1.     Article about Leadership Styles and Innovation

 

Innovation, as stated by Drucker (2006, p. 252), is “a change in market or society. It produces a greater yield for the user, greater wealth-producing capacity for society, higher value or greater satisfaction.” He argues that innovation is fully perceptual as much as conceptual, building the point that in any innovation process intuition is not enough, requiring detailed and rigorous logical analysis. Moreover, Drucker posits that entrepreneurs, as leaders of business organizations, should be avid of market-driven innovation. A great amount of research has been done about the relationship between leadership and innovation, such is the case of the paper The Influence of Leadership on Innovation Processes and Activities (Oke, Munshi, & Walumbwa, 2009)
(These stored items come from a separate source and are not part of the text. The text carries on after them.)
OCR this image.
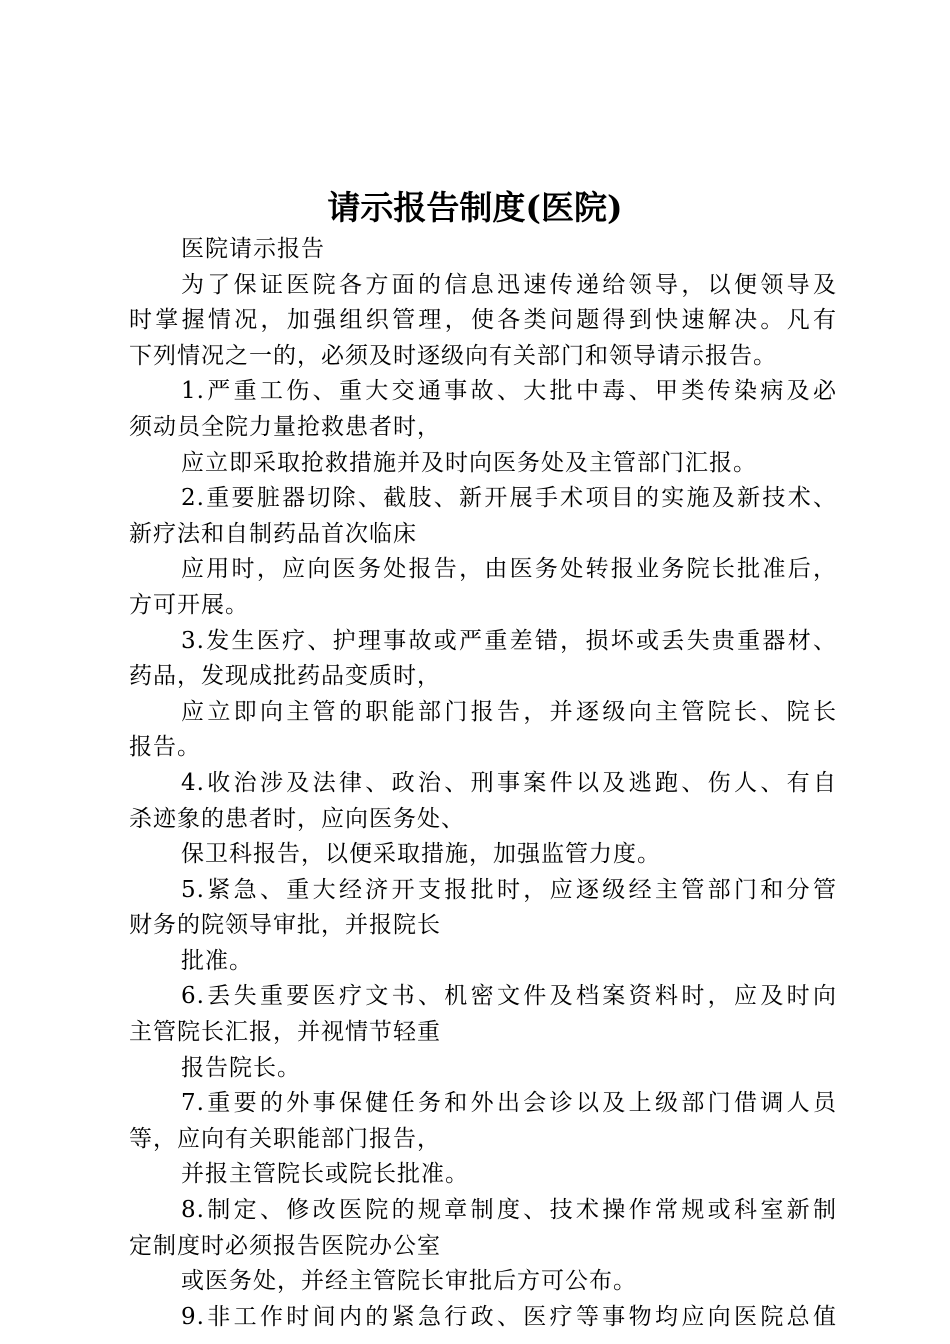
请示报告制度(医院)
医院请示报告
为了保证医院各方面的信息迅速传递给领导，以便领导及
时掌握情况，加强组织管理，使各类问题得到快速解决。凡有
下列情况之一的，必须及时逐级向有关部门和领导请示报告。
1.严重工伤、重大交通事故、大批中毒、甲类传染病及必
须动员全院力量抢救患者时，
应立即采取抢救措施并及时向医务处及主管部门汇报。
2.重要脏器切除、截肢、新开展手术项目的实施及新技术、
新疗法和自制药品首次临床
应用时，应向医务处报告，由医务处转报业务院长批准后，
方可开展。
3.发生医疗、护理事故或严重差错，损坏或丢失贵重器材、
药品，发现成批药品变质时，
应立即向主管的职能部门报告，并逐级向主管院长、院长
报告。
4.收治涉及法律、政治、刑事案件以及逃跑、伤人、有自
杀迹象的患者时，应向医务处、
保卫科报告，以便采取措施，加强监管力度。
5.紧急、重大经济开支报批时，应逐级经主管部门和分管
财务的院领导审批，并报院长
批准。
6.丢失重要医疗文书、机密文件及档案资料时，应及时向
主管院长汇报，并视情节轻重
报告院长。
7.重要的外事保健任务和外出会诊以及上级部门借调人员
等，应向有关职能部门报告，
并报主管院长或院长批准。
8.制定、修改医院的规章制度、技术操作常规或科室新制
定制度时必须报告医院办公室
或医务处，并经主管院长审批后方可公布。
9.非工作时间内的紧急行政、医疗等事物均应向医院总值
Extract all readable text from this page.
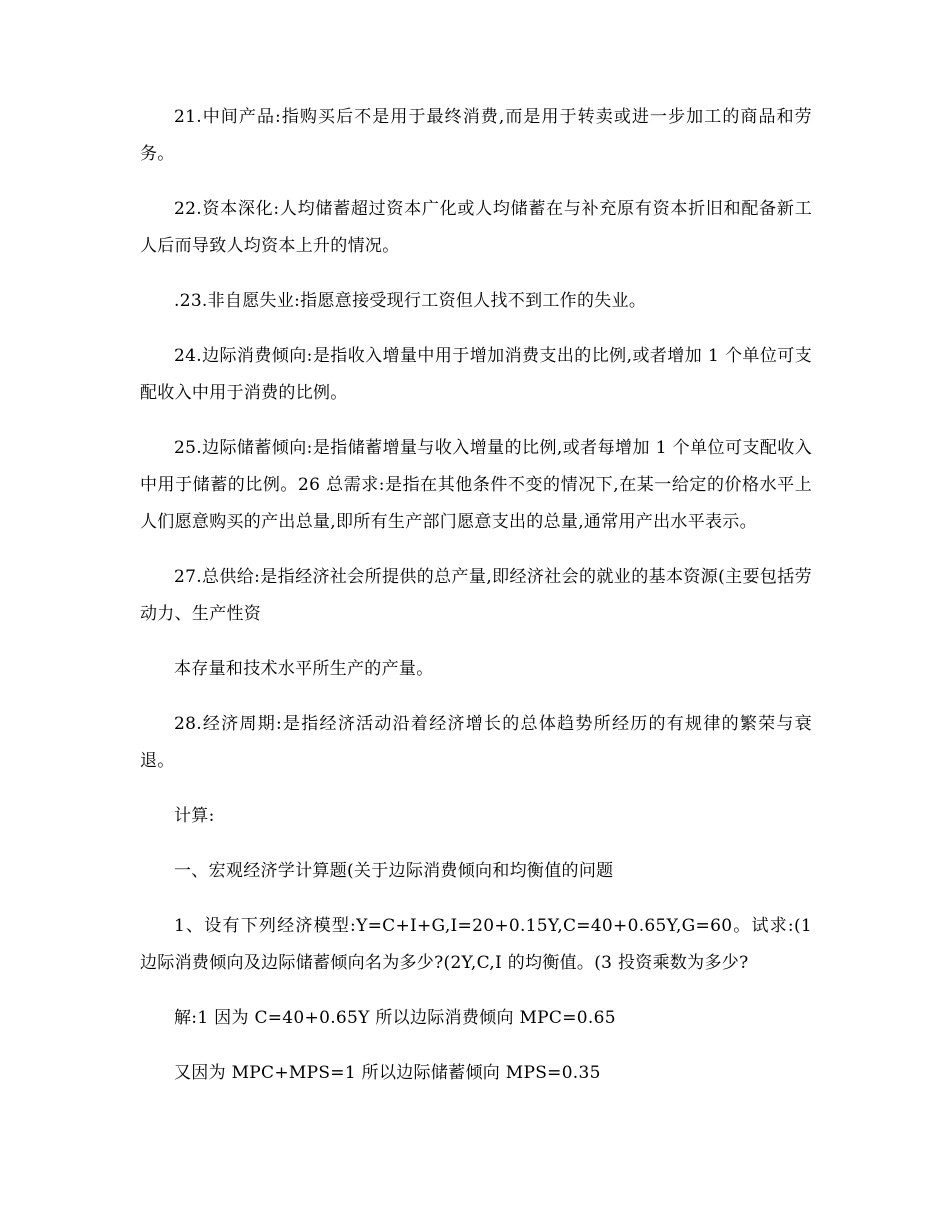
21.中间产品:指购买后不是用于最终消费,而是用于转卖或进一步加工的商品和劳务。

22.资本深化:人均储蓄超过资本广化或人均储蓄在与补充原有资本折旧和配备新工人后而导致人均资本上升的情况。

.23.非自愿失业:指愿意接受现行工资但人找不到工作的失业。

24.边际消费倾向:是指收入增量中用于增加消费支出的比例,或者增加 1 个单位可支配收入中用于消费的比例。

25.边际储蓄倾向:是指储蓄增量与收入增量的比例,或者每增加 1 个单位可支配收入中用于储蓄的比例。26 总需求:是指在其他条件不变的情况下,在某一给定的价格水平上人们愿意购买的产出总量,即所有生产部门愿意支出的总量,通常用产出水平表示。

27.总供给:是指经济社会所提供的总产量,即经济社会的就业的基本资源(主要包括劳动力、生产性资

本存量和技术水平所生产的产量。

28.经济周期:是指经济活动沿着经济增长的总体趋势所经历的有规律的繁荣与衰退。

计算:

一、宏观经济学计算题(关于边际消费倾向和均衡值的问题

1、设有下列经济模型:Y=C+I+G,I=20+0.15Y,C=40+0.65Y,G=60。试求:(1 边际消费倾向及边际储蓄倾向名为多少?(2Y,C,I 的均衡值。(3 投资乘数为多少?

解:1 因为 C=40+0.65Y 所以边际消费倾向 MPC=0.65

又因为 MPC+MPS=1 所以边际储蓄倾向 MPS=0.35
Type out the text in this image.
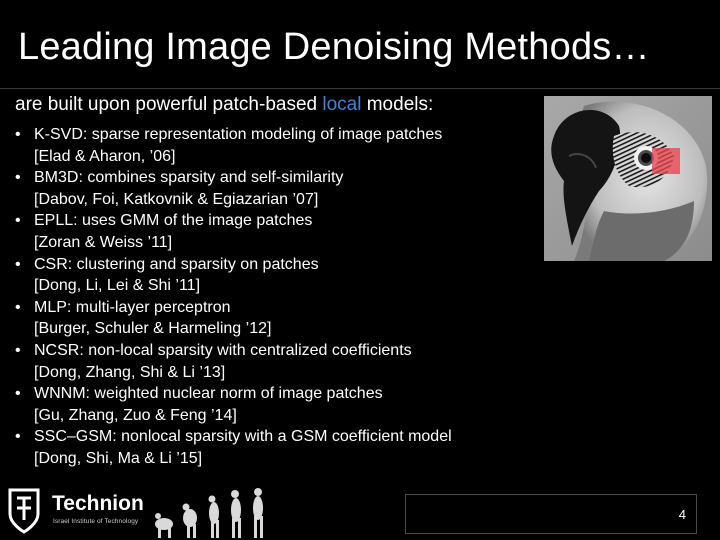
Leading Image Denoising Methods…
are built upon powerful patch-based local models:
• K-SVD: sparse representation modeling of image patches
[Elad & Aharon, ’06]
• BM3D: combines sparsity and self-similarity
[Dabov, Foi, Katkovnik & Egiazarian ’07]
• EPLL: uses GMM of the image patches
[Zoran & Weiss ’11]
• CSR: clustering and sparsity on patches
[Dong, Li, Lei & Shi ’11]
• MLP: multi-layer perceptron
[Burger, Schuler & Harmeling ’12]
• NCSR: non-local sparsity with centralized coefficients
[Dong, Zhang, Shi & Li ’13]
• WNNM: weighted nuclear norm of image patches
[Gu, Zhang, Zuo & Feng ’14]
• SSC–GSM: nonlocal sparsity with a GSM coefficient model
[Dong, Shi, Ma & Li ’15]
Technion
Israel Institute of Technology	4
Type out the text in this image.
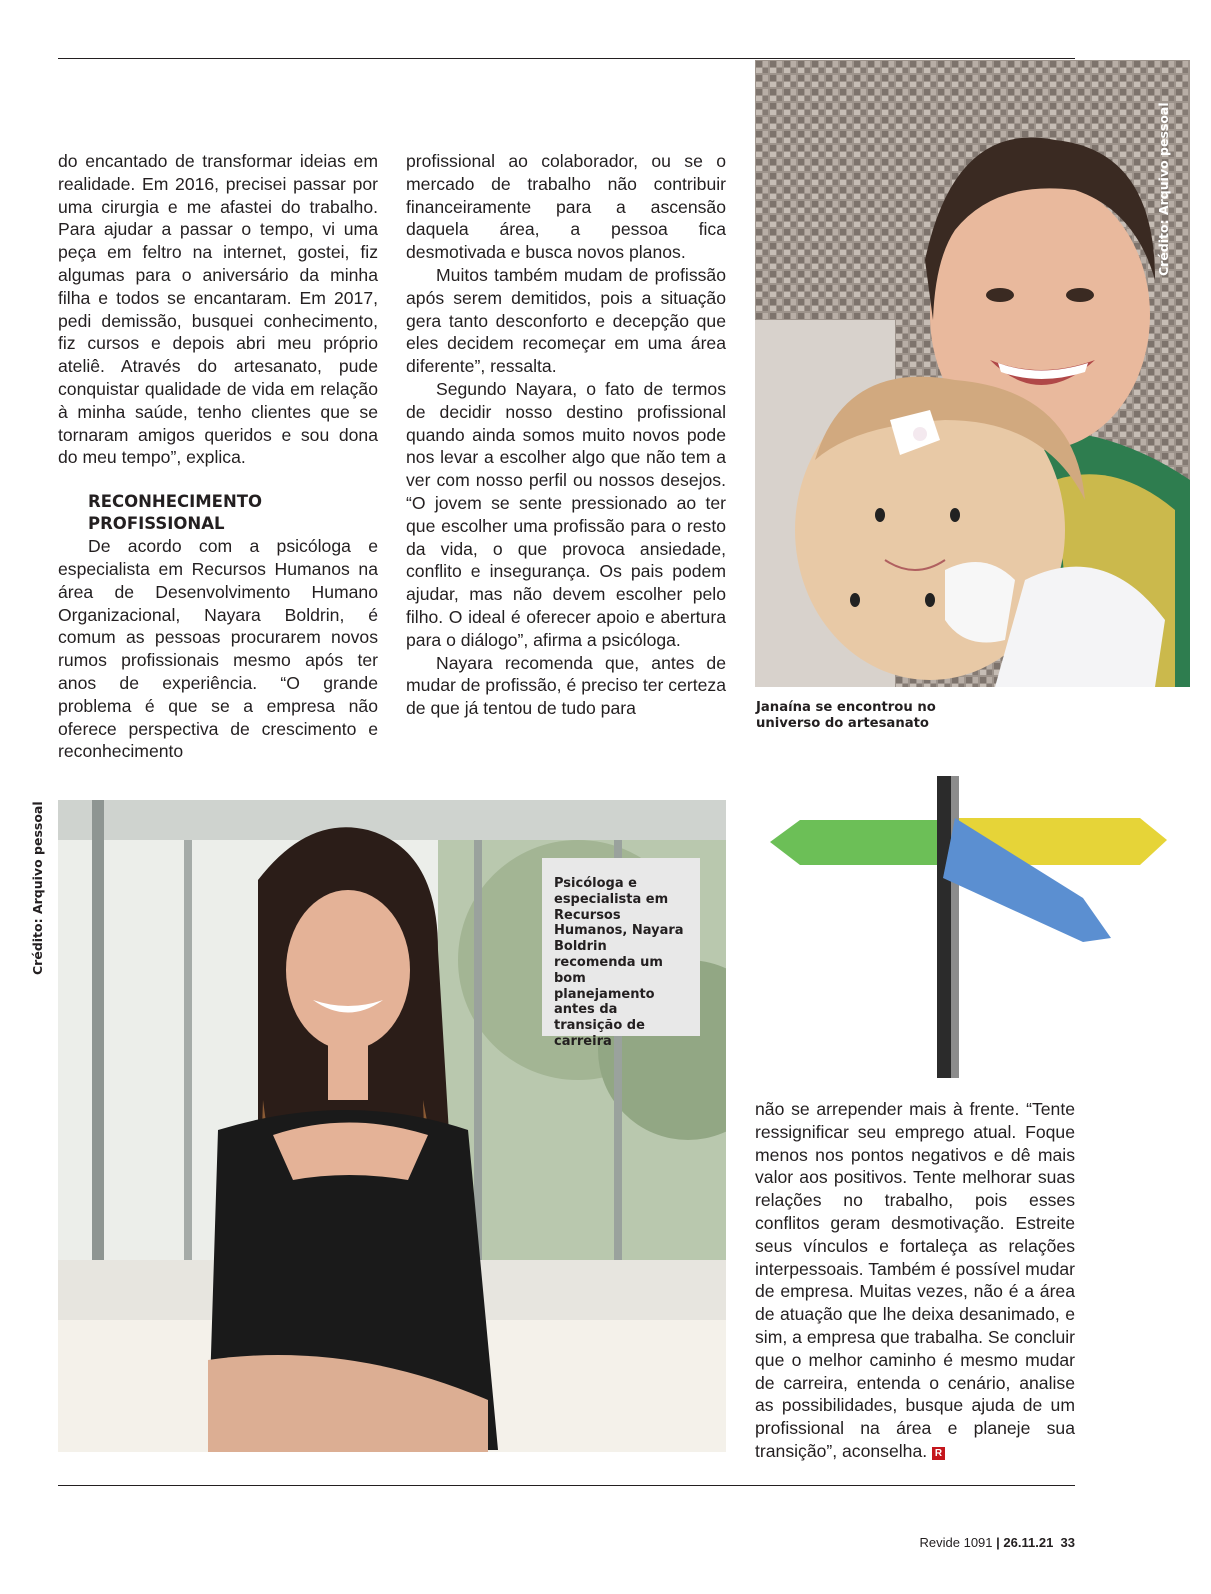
do encantado de transformar ideias em realidade. Em 2016, precisei passar por uma cirurgia e me afastei do trabalho. Para ajudar a passar o tempo, vi uma peça em feltro na internet, gostei, fiz algumas para o aniversário da minha filha e todos se encantaram. Em 2017, pedi demissão, busquei conhecimento, fiz cursos e depois abri meu próprio ateliê. Através do artesanato, pude conquistar qualidade de vida em relação à minha saúde, tenho clientes que se tornaram amigos queridos e sou dona do meu tempo”, explica.

RECONHECIMENTO
PROFISSIONAL

De acordo com a psicóloga e especialista em Recursos Humanos na área de Desenvolvimento Humano Organizacional, Nayara Boldrin, é comum as pessoas procurarem novos rumos profissionais mesmo após ter anos de experiência. “O grande problema é que se a empresa não oferece perspectiva de crescimento e reconhecimento

profissional ao colaborador, ou se o mercado de trabalho não contribuir financeiramente para a ascensão daquela área, a pessoa fica desmotivada e busca novos planos.

Muitos também mudam de profissão após serem demitidos, pois a situação gera tanto desconforto e decepção que eles decidem recomeçar em uma área diferente”, ressalta.

Segundo Nayara, o fato de termos de decidir nosso destino profissional quando ainda somos muito novos pode nos levar a escolher algo que não tem a ver com nosso perfil ou nossos desejos. “O jovem se sente pressionado ao ter que escolher uma profissão para o resto da vida, o que provoca ansiedade, conflito e insegurança. Os pais podem ajudar, mas não devem escolher pelo filho. O ideal é oferecer apoio e abertura para o diálogo”, afirma a psicóloga.

Nayara recomenda que, antes de mudar de profissão, é preciso ter certeza de que já tentou de tudo para

Crédito: Arquivo pessoal
Janaína se encontrou no
universo do artesanato
Crédito: Arquivo pessoal	Psicóloga e especialista em Recursos Humanos, Nayara Boldrin recomenda um bom planejamento antes da transição de carreira

não se arrepender mais à frente. “Tente ressignificar seu emprego atual. Foque menos nos pontos negativos e dê mais valor aos positivos. Tente melhorar suas relações no trabalho, pois esses conflitos geram desmotivação. Estreite seus vínculos e fortaleça as relações interpessoais. Também é possível mudar de empresa. Muitas vezes, não é a área de atuação que lhe deixa desanimado, e sim, a empresa que trabalha. Se concluir que o melhor caminho é mesmo mudar de carreira, entenda o cenário, analise as possibilidades, busque ajuda de um profissional na área e planeje sua transição”, aconselha. R

Revide 1091 | 26.11.21 33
This part of the report aims to explore the main ideas presented in that paper. Firstly, the authors consider that knowledge by becoming a commodity for entrepreneurship, the way forward to create competitive advantage is based on creativity and innovation (p. 64), dethroning Drucker’s “super-star” paradigm (2006, p. 116). This new paradigm, by the time the article was printed, was the truth for at least U.S. and Western companies (p. 64).

A relevant aspect of innovation, according to Oke and his team, is that, besides representing a shift in status quo, necessarily evoking a discovery of something totally new (referenced as radical innovations) or an improvement of something that exists (known as incremental innovations), it also includes the “commercialization of such discoveries,” hence emphasizing implementation as a key point of the innovation process (p. 64).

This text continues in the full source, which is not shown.